The spokesman, who is the designated rep for the White House counsel’s office, did not address Biden’s own alleged misinformation about the classified records investigation.
Biden claimed in a fiery Thursday back-and-forth with reporters that Hur’s team insensitively questioned him about the death of his son Beau in 2015 of brain cancer, but an NBC report Wednesday said that Hur’s team did not raise the matter and Biden actually brought up the topic and attributed an incorrect timeframe to it.
The president also told reporters that Hur’s report did not accuse him of sharing classified documents with ghostwriter Mark Zwonitzer, when in fact it says, “Mr. Biden shared information including some classified information from [his handwritten] notebooks with his ghostwriter.”
Biden told the press, “I did not share classified information — I did not share it — with my ghostwriter, I did not. Guarantee you, I did not.”
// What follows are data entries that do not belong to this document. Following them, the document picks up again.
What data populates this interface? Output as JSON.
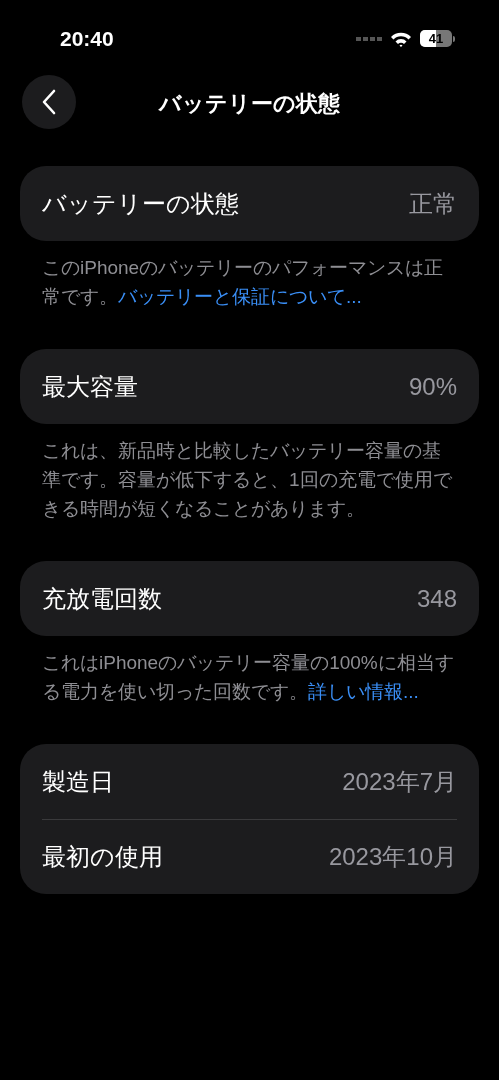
{
  "status_bar": {
    "time": "20:40",
    "battery": "41"
  },
  "nav": {
    "title": "バッテリーの状態"
  },
  "sections": [
    {
      "rows": [
        {
          "label": "バッテリーの状態",
          "value": "正常"
        }
      ],
      "footer": {
        "text": "このiPhoneのバッテリーのパフォーマンスは正常です。",
        "link": "バッテリーと保証について..."
      }
    },
    {
      "rows": [
        {
          "label": "最大容量",
          "value": "90%"
        }
      ],
      "footer": {
        "text": "これは、新品時と比較したバッテリー容量の基準です。容量が低下すると、1回の充電で使用できる時間が短くなることがあります。"
      }
    },
    {
      "rows": [
        {
          "label": "充放電回数",
          "value": "348"
        }
      ],
      "footer": {
        "text": "これはiPhoneのバッテリー容量の100%に相当する電力を使い切った回数です。",
        "link": "詳しい情報..."
      }
    },
    {
      "rows": [
        {
          "label": "製造日",
          "value": "2023年7月"
        },
        {
          "label": "最初の使用",
          "value": "2023年10月"
        }
      ]
    }
  ]
}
The White House has sought to distinguish Biden’s conduct from the actions of former President Donald Trump, 77, who faces 40 criminal charges and up to 450 years in prison for allegedly mishandling classified documents after leaving the White House in 2021.
Trump, who is seeking a rematch against Biden in the November election, has alleged a double standard.
It’s unclear why Sams, who is widely seen by journalists as one of the most intelligent and articulate White House spokespeople, chose to send the missive to the Correspondents’ Association when the organization has no role in vetting the coverage of member organizations.
Days earlier, the association invited Sams to field reporter questions at a White House briefing and he did so Friday.
Pressure on news organizations can be deployed strategically in an attempt to alter coverage and the Biden White House has outraged the press corps by using a still-mysterious prescreening process for journalists let into large indoor events that under past presidents were open to all reporters on campus.
In an earlier spat with the press, Biden’s campaign in 2019 wrote to the New York Times complaining about in-depth investigative reporting on the Biden family’s foreign dealings during Joe Biden’s vice presidency. In subsequent years, the country’s most-read newspaper has not been a leader in reporting new information on discoveries about Joe Biden’s role in those ventures.